On juice labels, this distinction trips people up. “From concentrate” means the juice was extracted from the fruit, had its water removed for cheaper and more compact shipping, and then had water added back before being pasteurized and sold. “Not from concentrate” means the juice was extracted, pasteurized, and packaged without that water removal step in between.
Both versions are pasteurized. And as long as no extra sugar or other ingredients are added to the concentrated juice before reconstitution, there is no meaningful nutritional difference between them. The taste can differ slightly because removing and replacing water may strip some volatile aroma compounds, which is why some manufacturers add natural flavor essences back into reconstituted juice. But nutritionally, the two are comparable.

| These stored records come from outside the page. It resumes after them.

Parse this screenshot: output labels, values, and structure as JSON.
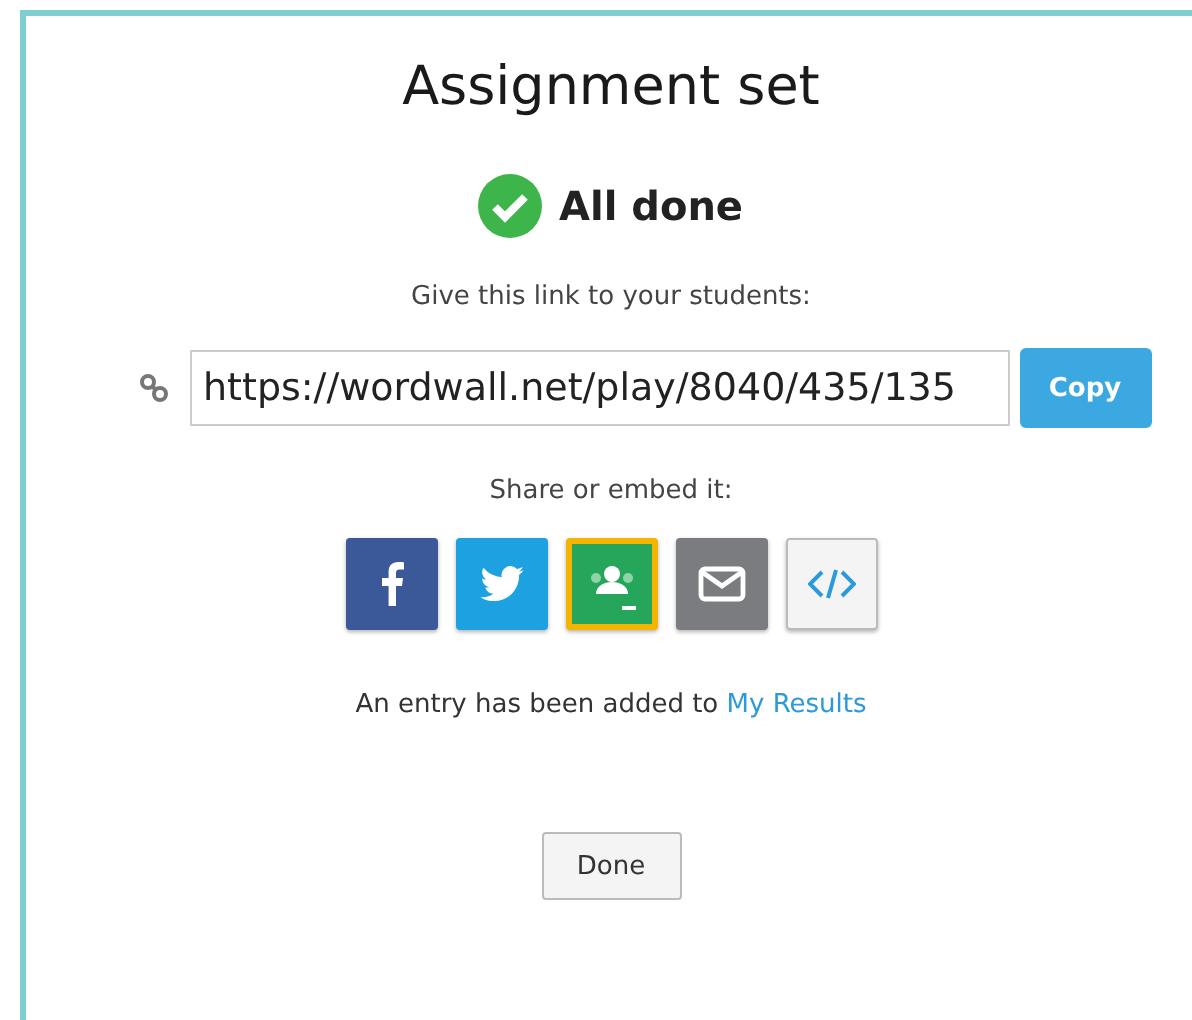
{
  "dialog": {
    "title": "Assignment set",
    "status": "All done",
    "link_prompt": "Give this link to your students:",
    "link_value": "https://wordwall.net/play/8040/435/135",
    "copy_button": "Copy",
    "share_prompt": "Share or embed it:",
    "share_buttons": [
      {
        "kind": "facebook"
      },
      {
        "kind": "twitter"
      },
      {
        "kind": "classroom"
      },
      {
        "kind": "email"
      },
      {
        "kind": "embed"
      }
    ],
    "result_sentence": "An entry has been added to",
    "result_link": "My Results",
    "done_button": "Done"
  }
}
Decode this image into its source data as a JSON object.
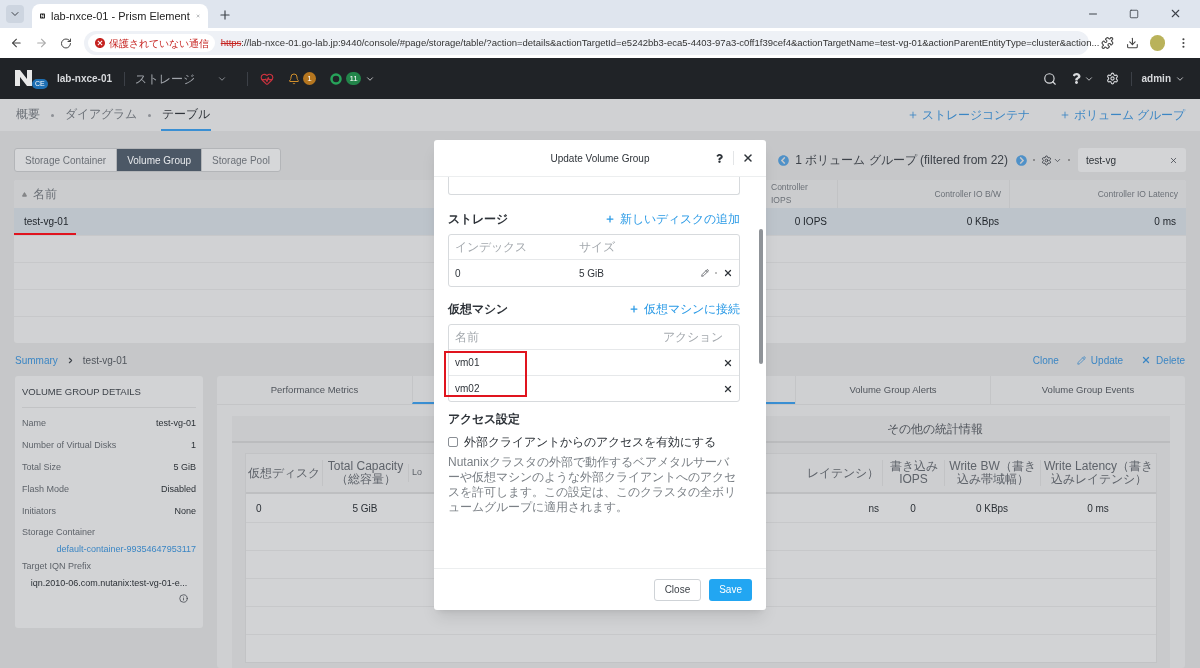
{
  "browser": {
    "tab_title": "lab-nxce-01 - Prism Element",
    "security_chip": "保護されていない通信",
    "url_scheme": "https",
    "url_rest": "://lab-nxce-01.go-lab.jp:9440/console/#page/storage/table/?action=details&actionTargetId=e5242bb3-eca5-4403-97a3-c0ff1f39cef4&actionTargetName=test-vg-01&actionParentEntityType=cluster&action..."
  },
  "header": {
    "logo_badge": "CE",
    "cluster": "lab-nxce-01",
    "section": "ストレージ",
    "alerts_count": "1",
    "tasks_count": "11",
    "user": "admin"
  },
  "subnav": {
    "tabs": [
      {
        "label": "概要",
        "selected": false
      },
      {
        "label": "ダイアグラム",
        "selected": false
      },
      {
        "label": "テーブル",
        "selected": true
      }
    ],
    "actions": [
      "ストレージコンテナ",
      "ボリューム グループ"
    ]
  },
  "view_toggle": [
    {
      "label": "Storage Container",
      "selected": false
    },
    {
      "label": "Volume Group",
      "selected": true
    },
    {
      "label": "Storage Pool",
      "selected": false
    }
  ],
  "pager": {
    "summary": "1 ボリューム グループ (filtered from 22)"
  },
  "search": {
    "value": "test-vg"
  },
  "table": {
    "columns": [
      "名前",
      "Controller IOPS",
      "Controller IO B/W",
      "Controller IO Latency"
    ],
    "rows": [
      {
        "cells": [
          "test-vg-01",
          "0 IOPS",
          "0 KBps",
          "0 ms"
        ],
        "selected": true
      }
    ]
  },
  "breadcrumb": {
    "root": "Summary",
    "current": "test-vg-01"
  },
  "entity_actions": [
    {
      "label": "Clone",
      "kind": "plain"
    },
    {
      "label": "Update",
      "kind": "edit"
    },
    {
      "label": "Delete",
      "kind": "delete"
    }
  ],
  "details": {
    "title": "VOLUME GROUP DETAILS",
    "fields": [
      {
        "label": "Name",
        "value": "test-vg-01",
        "kind": "inline"
      },
      {
        "label": "Number of Virtual Disks",
        "value": "1",
        "kind": "inline"
      },
      {
        "label": "Total Size",
        "value": "5 GiB",
        "kind": "inline"
      },
      {
        "label": "Flash Mode",
        "value": "Disabled",
        "kind": "inline"
      },
      {
        "label": "Initiators",
        "value": "None",
        "kind": "inline"
      },
      {
        "label": "Storage Container",
        "value": "default-container-99354647953117",
        "kind": "link"
      },
      {
        "label": "Target IQN Prefix",
        "value": "iqn.2010-06.com.nutanix:test-vg-01-e...",
        "kind": "info"
      }
    ]
  },
  "detail_tabs": [
    {
      "label": "Performance Metrics",
      "selected": false
    },
    {
      "selected": true
    },
    {
      "label": "Volume Group Alerts",
      "selected": false
    },
    {
      "label": "Volume Group Events",
      "selected": false
    }
  ],
  "stats": {
    "title": "その他の統計情報",
    "left_columns": [
      {
        "header": "仮想ディスク",
        "cell": "0"
      },
      {
        "header": "Total Capacity（総容量）",
        "cell": "5 GiB"
      }
    ],
    "cut_left": {
      "header": "Lo"
    },
    "cut_right": {
      "header": "レイテンシ）",
      "cell": "ns"
    },
    "right_columns": [
      {
        "header": "書き込み IOPS",
        "cell": "0"
      },
      {
        "header": "Write BW（書き込み帯域幅）",
        "cell": "0 KBps"
      },
      {
        "header": "Write Latency（書き込みレイテンシ）",
        "cell": "0 ms"
      }
    ]
  },
  "dialog": {
    "title": "Update Volume Group",
    "storage": {
      "heading": "ストレージ",
      "add_link": "新しいディスクの追加",
      "columns": [
        "インデックス",
        "サイズ"
      ],
      "disks": [
        {
          "index": "0",
          "size": "5 GiB"
        }
      ]
    },
    "vms": {
      "heading": "仮想マシン",
      "attach_link": "仮想マシンに接続",
      "columns": [
        "名前",
        "アクション"
      ],
      "items": [
        {
          "name": "vm01"
        },
        {
          "name": "vm02"
        }
      ]
    },
    "access": {
      "heading": "アクセス設定",
      "checkbox_label": "外部クライアントからのアクセスを有効にする",
      "checked": false,
      "description": "Nutanixクラスタの外部で動作するベアメタルサーバーや仮想マシンのような外部クライアントへのアクセスを許可します。この設定は、このクラスタの全ボリュームグループに適用されます。"
    },
    "buttons": [
      {
        "label": "Close",
        "kind": "secondary"
      },
      {
        "label": "Save",
        "kind": "primary"
      }
    ]
  }
}
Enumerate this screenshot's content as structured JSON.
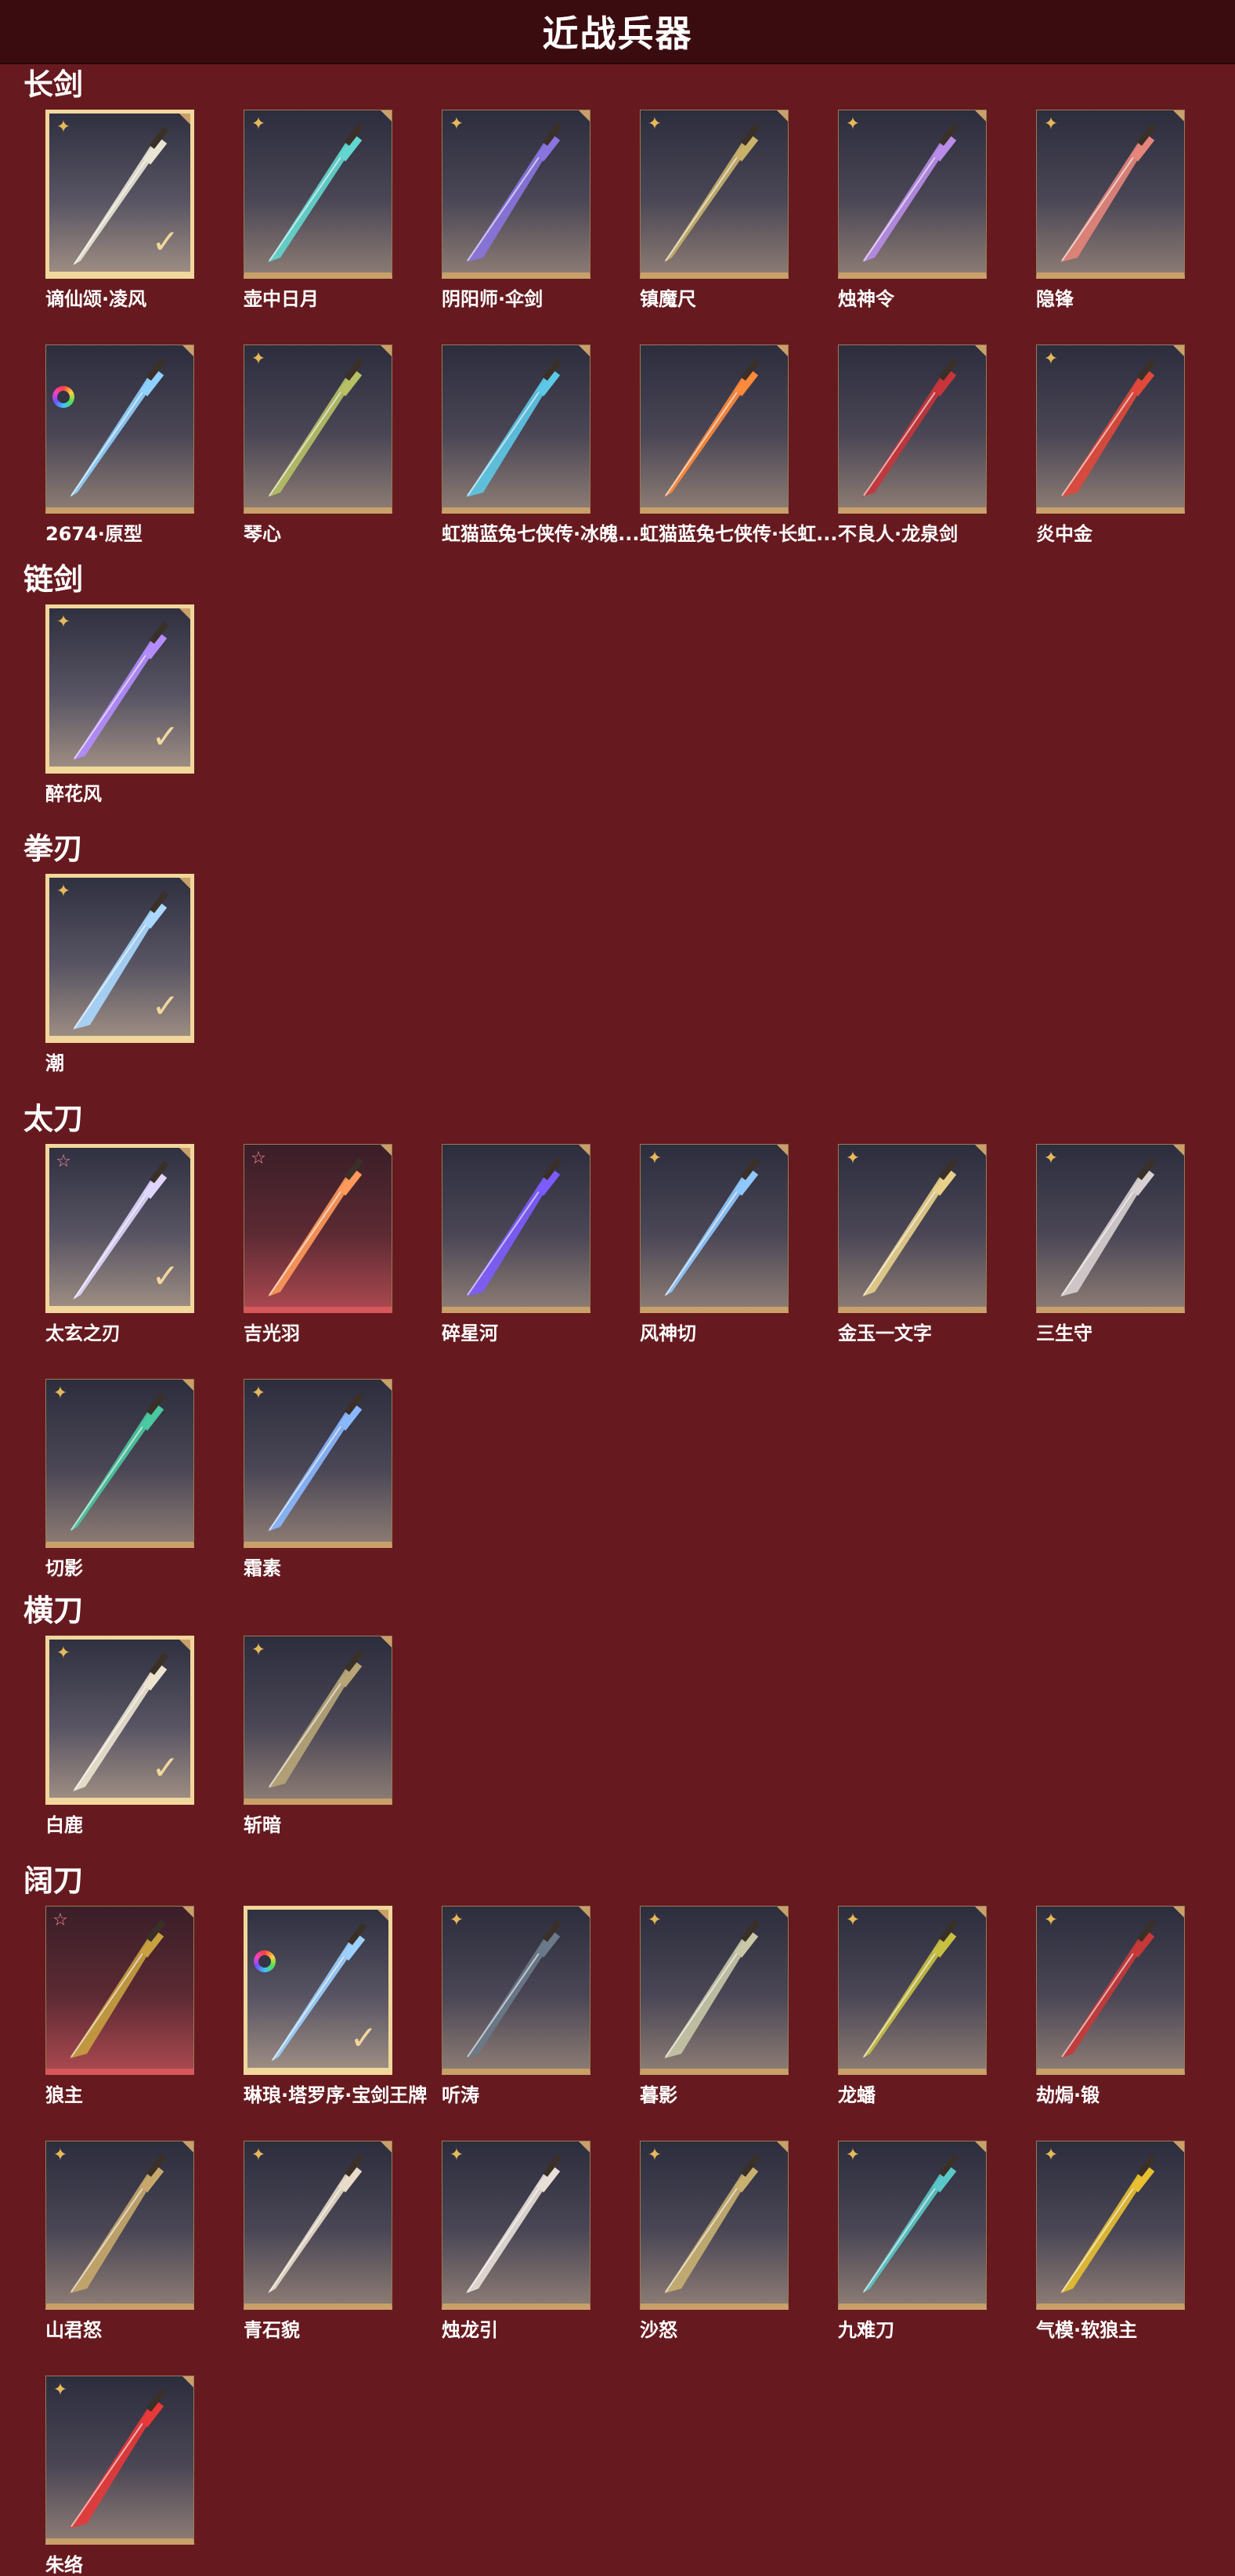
{
  "header": {
    "title": "近战兵器"
  },
  "colors": {
    "background": "#661a1f",
    "header": "#3a0c10",
    "gold": "#c9a06a",
    "selected": "#f1d79c"
  },
  "sections": [
    {
      "title": "长剑",
      "items": [
        {
          "name": "谪仙颂·凌风",
          "rank": "gold",
          "selected": true,
          "weapon_color": "#e9e5d4"
        },
        {
          "name": "壶中日月",
          "rank": "gold",
          "selected": false,
          "weapon_color": "#62d7cf"
        },
        {
          "name": "阴阳师·伞剑",
          "rank": "gold",
          "selected": false,
          "weapon_color": "#8a74e0"
        },
        {
          "name": "镇魔尺",
          "rank": "gold",
          "selected": false,
          "weapon_color": "#c9b16a"
        },
        {
          "name": "烛神令",
          "rank": "gold",
          "selected": false,
          "weapon_color": "#b88ce8"
        },
        {
          "name": "隐锋",
          "rank": "gold",
          "selected": false,
          "weapon_color": "#e6857a"
        },
        {
          "name": "2674·原型",
          "rank": "color",
          "selected": false,
          "weapon_color": "#8ed0ff"
        },
        {
          "name": "琴心",
          "rank": "gold",
          "selected": false,
          "weapon_color": "#b7c065"
        },
        {
          "name": "虹猫蓝兔七侠传·冰魄...",
          "rank": "none",
          "selected": false,
          "weapon_color": "#5cc8e8"
        },
        {
          "name": "虹猫蓝兔七侠传·长虹...",
          "rank": "none",
          "selected": false,
          "weapon_color": "#ff8a3a"
        },
        {
          "name": "不良人·龙泉剑",
          "rank": "none",
          "selected": false,
          "weapon_color": "#c8343a"
        },
        {
          "name": "炎中金",
          "rank": "gold",
          "selected": false,
          "weapon_color": "#e0483a"
        }
      ]
    },
    {
      "title": "链剑",
      "items": [
        {
          "name": "醉花风",
          "rank": "gold",
          "selected": true,
          "weapon_color": "#b48cff"
        }
      ]
    },
    {
      "title": "拳刃",
      "items": [
        {
          "name": "潮",
          "rank": "gold",
          "selected": true,
          "weapon_color": "#aad8ff"
        }
      ]
    },
    {
      "title": "太刀",
      "items": [
        {
          "name": "太玄之刃",
          "rank": "red",
          "selected": true,
          "weapon_color": "#e0d6ff"
        },
        {
          "name": "吉光羽",
          "rank": "red",
          "selected": false,
          "red": true,
          "weapon_color": "#ff9a5a"
        },
        {
          "name": "碎星河",
          "rank": "none",
          "selected": false,
          "weapon_color": "#7d5cff"
        },
        {
          "name": "风神切",
          "rank": "gold",
          "selected": false,
          "weapon_color": "#8fc8ff"
        },
        {
          "name": "金玉一文字",
          "rank": "gold",
          "selected": false,
          "weapon_color": "#e8d08a"
        },
        {
          "name": "三生守",
          "rank": "gold",
          "selected": false,
          "weapon_color": "#d8d0d0"
        },
        {
          "name": "切影",
          "rank": "gold",
          "selected": false,
          "weapon_color": "#4ac8a0"
        },
        {
          "name": "霜素",
          "rank": "gold",
          "selected": false,
          "weapon_color": "#8ab8ff"
        }
      ]
    },
    {
      "title": "横刀",
      "items": [
        {
          "name": "白鹿",
          "rank": "gold",
          "selected": true,
          "weapon_color": "#ece4cf"
        },
        {
          "name": "斩暗",
          "rank": "gold",
          "selected": false,
          "weapon_color": "#b7a577"
        }
      ]
    },
    {
      "title": "阔刀",
      "items": [
        {
          "name": "狼主",
          "rank": "red",
          "selected": false,
          "red": true,
          "weapon_color": "#c8a040"
        },
        {
          "name": "琳琅·塔罗序·宝剑王牌",
          "rank": "color",
          "selected": true,
          "weapon_color": "#9cd0ff"
        },
        {
          "name": "听涛",
          "rank": "gold",
          "selected": false,
          "weapon_color": "#6a7a8a"
        },
        {
          "name": "暮影",
          "rank": "gold",
          "selected": false,
          "weapon_color": "#c8c8a8"
        },
        {
          "name": "龙蟠",
          "rank": "gold",
          "selected": false,
          "weapon_color": "#c8c040"
        },
        {
          "name": "劫焗·锻",
          "rank": "gold",
          "selected": false,
          "weapon_color": "#c83838"
        },
        {
          "name": "山君怒",
          "rank": "gold",
          "selected": false,
          "weapon_color": "#c8a86a"
        },
        {
          "name": "青石貌",
          "rank": "gold",
          "selected": false,
          "weapon_color": "#e8dcc8"
        },
        {
          "name": "烛龙引",
          "rank": "gold",
          "selected": false,
          "weapon_color": "#e8e0d8"
        },
        {
          "name": "沙怒",
          "rank": "gold",
          "selected": false,
          "weapon_color": "#c8b070"
        },
        {
          "name": "九难刀",
          "rank": "gold",
          "selected": false,
          "weapon_color": "#5ac8c8"
        },
        {
          "name": "气模·软狼主",
          "rank": "gold",
          "selected": false,
          "weapon_color": "#e8c030"
        },
        {
          "name": "朱络",
          "rank": "gold",
          "selected": false,
          "weapon_color": "#e83838"
        }
      ]
    }
  ]
}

How Concentration Affects Nutrients
The concentration process preserves most vitamins and minerals surprisingly well, with two notable exceptions: fiber and vitamin C. Comparing half a cup of fresh orange sections to half a cup of orange juice (including juice from concentrate), the fresh fruit delivers about 2.4 grams of dietary fiber versus just 0.4 grams in the juice. Vitamin C drops from about 63 milligrams in the whole fruit to around 42 milligrams in the juice. Most other vitamins and minerals remain at similar levels.
The fiber loss happens because pulp and cell walls are largely removed during juicing before concentration even begins. Vitamin C breaks down with exposure to heat and oxygen, both of which are inherent to the evaporation process. Using nonthermal processing technologies can better protect both nutrient and antioxidant content, which is one reason cold-processed concentrates sometimes carry a premium price.
Sugar and Calorie Density
Because concentration removes water but leaves sugars behind, the resulting product is much more calorie-dense per spoonful than the original food. A tablespoon of tomato paste has far more calories and sugar than a tablespoon of fresh tomato. This density is the whole point for cooking, where a small amount of concentrate adds big flavor, but it becomes a concern when concentrates are used as sweeteners in processed foods.
Fruit juice concentrate is frequently used as a sweetening ingredient in snack bars, yogurts, and flavored drinks. The World Health Organization classifies sugars in fruit juice concentrates as “free sugars,” the same category as table sugar, honey, and syrups. This means they count toward the WHO’s recommended limit of free sugar intake, even though they originate from fruit. The reasoning is straightforward: once the sugar is separated from the fruit’s fiber and cellular structure, your body processes it much the same way it processes any other added sugar.
If you see “fruit juice concentrate” listed among the first few ingredients of a packaged food, it’s functioning as a sweetener, not as a source of fruit nutrition. Labels sometimes use concentrate-based sweeteners to avoid listing “added sugar” in a way that sounds less healthy, but the metabolic effect is similar.
Practical Uses in Cooking
In the kitchen, concentrates are genuinely useful. Tomato paste adds deep, rich flavor without the excess liquid that fresh tomatoes bring. Bouillon concentrates let you build a soup base in minutes instead of hours. Frozen juice concentrates can serve as glazes for meat or as a base for homemade popsicles where you control the dilution.
The key thing to keep in mind is the ratio. Because the water is gone, concentrates deliver flavor, sugar, and sodium in a much smaller package. A little goes a long way, and treating them like their fresh equivalents can easily lead to oversalting a broth or over-sweetening a smoothie. Reading the reconstitution instructions on the label gives you a reliable starting point for how much water to add back.